Tradition: readers respond to book

Published May 1, 1998

 

The Challenge of Tradition Discerning the Future of Anglicanism John Simons, editor

Anglican Book Centre

$18.95 (paper)

ISBN 1-55126-163-4

Anglican Essentials Reclaiming the Faith within the Anglican Church of Canada George Egerton, editor

Anglican Book Centre

$14.95 (paper)

ISBN 1-55126-095-6


Editor’s Note: In January, the Anglican Journal published a lengthy critique of the book The Challenge of Tradition: Discerning the Future of Anglicanism. That book was a response to an earlier book, Anglican Essentials: Reclaiming Faith within the Anglican Church of Canada. Readers were invited to add their own comments: these are the four received (edited because of space limitations).

They are offered as a contribution to what the Primate has called “Anglican people of many points of view … speaking with one another in a more focused way about matters of faith and doctrine, about their own journeying to God.”

`Disappointed’ Naively, I hoped the authors of The Challenge of Tradition would offer a solid and serious critique of the Essentials movement (and substantive criticisms are possible), but I was disappointed.
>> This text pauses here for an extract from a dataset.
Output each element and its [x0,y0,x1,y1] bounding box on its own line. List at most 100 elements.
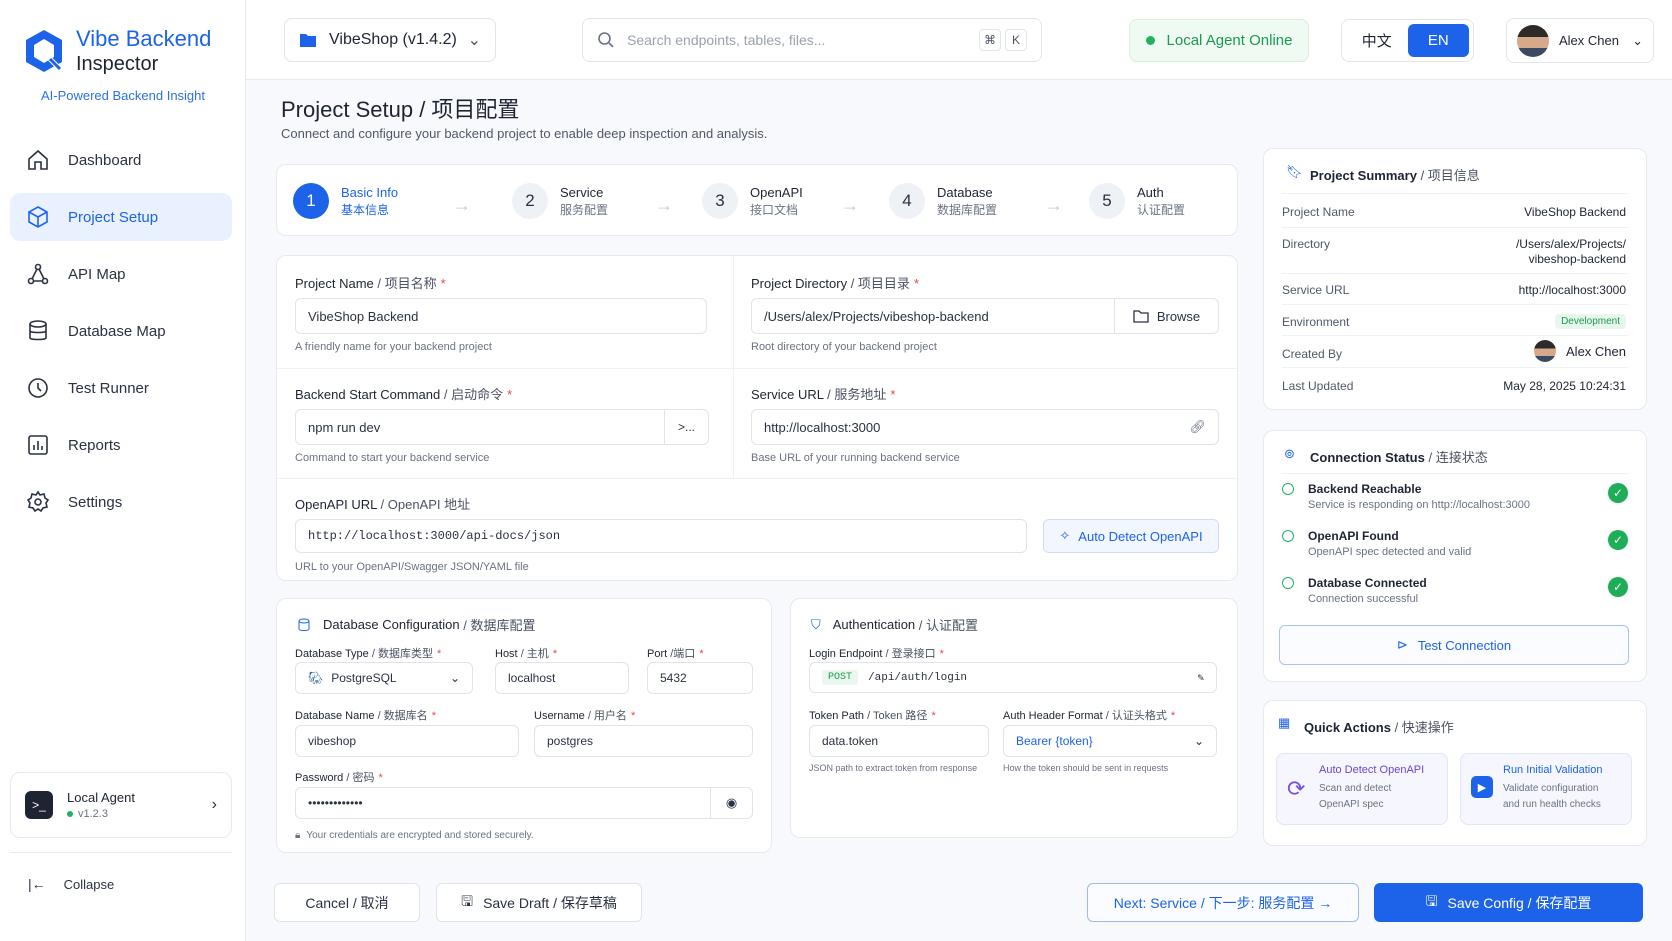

I want to speak from within the Anglican tradition of challenge in this critique.Most of the authors tend to caricature the Essentials movement or simplistically react to the Montreal Declaration. I expected more from people steeped in responsible thought and critical pedagogy.

`Cool, refreshing’ The bad thing about the Montreal Declaration of Anglican Essentials is that it seems to be yet one more statement of a tired old conservatism threatening to call forth yet one more statement from a tired old liberalism. The good thing about The Challenge of Tradition is that its contributors abandon “the fruitless categories of an inappropriate alternative” (Paul Jennings’s phrase) and “discerning the future of Anglicanism” points the way forward to a new synthesis.

Review `unfair’ Professor Ritchie is right to insist on the importance of the pluralism question in comments on Anglican Essentials, and on The Challenge of Tradition. He does not provide his own vision, but I assume that it is much closer to concepts of the authors of the Montreal Declaration than to those of the critics of that declaration.

`Positive and realistic’ Anglican Essentials and the “thrill” of Tradition; Discerning the Future of Anglicanism: A Positive View. These phrases combine much of the content of the books, Anglican Essentials and The Challenge of Tradition. Can we use them to discern an array of responses which the Anglican Church could make using the two manifestos?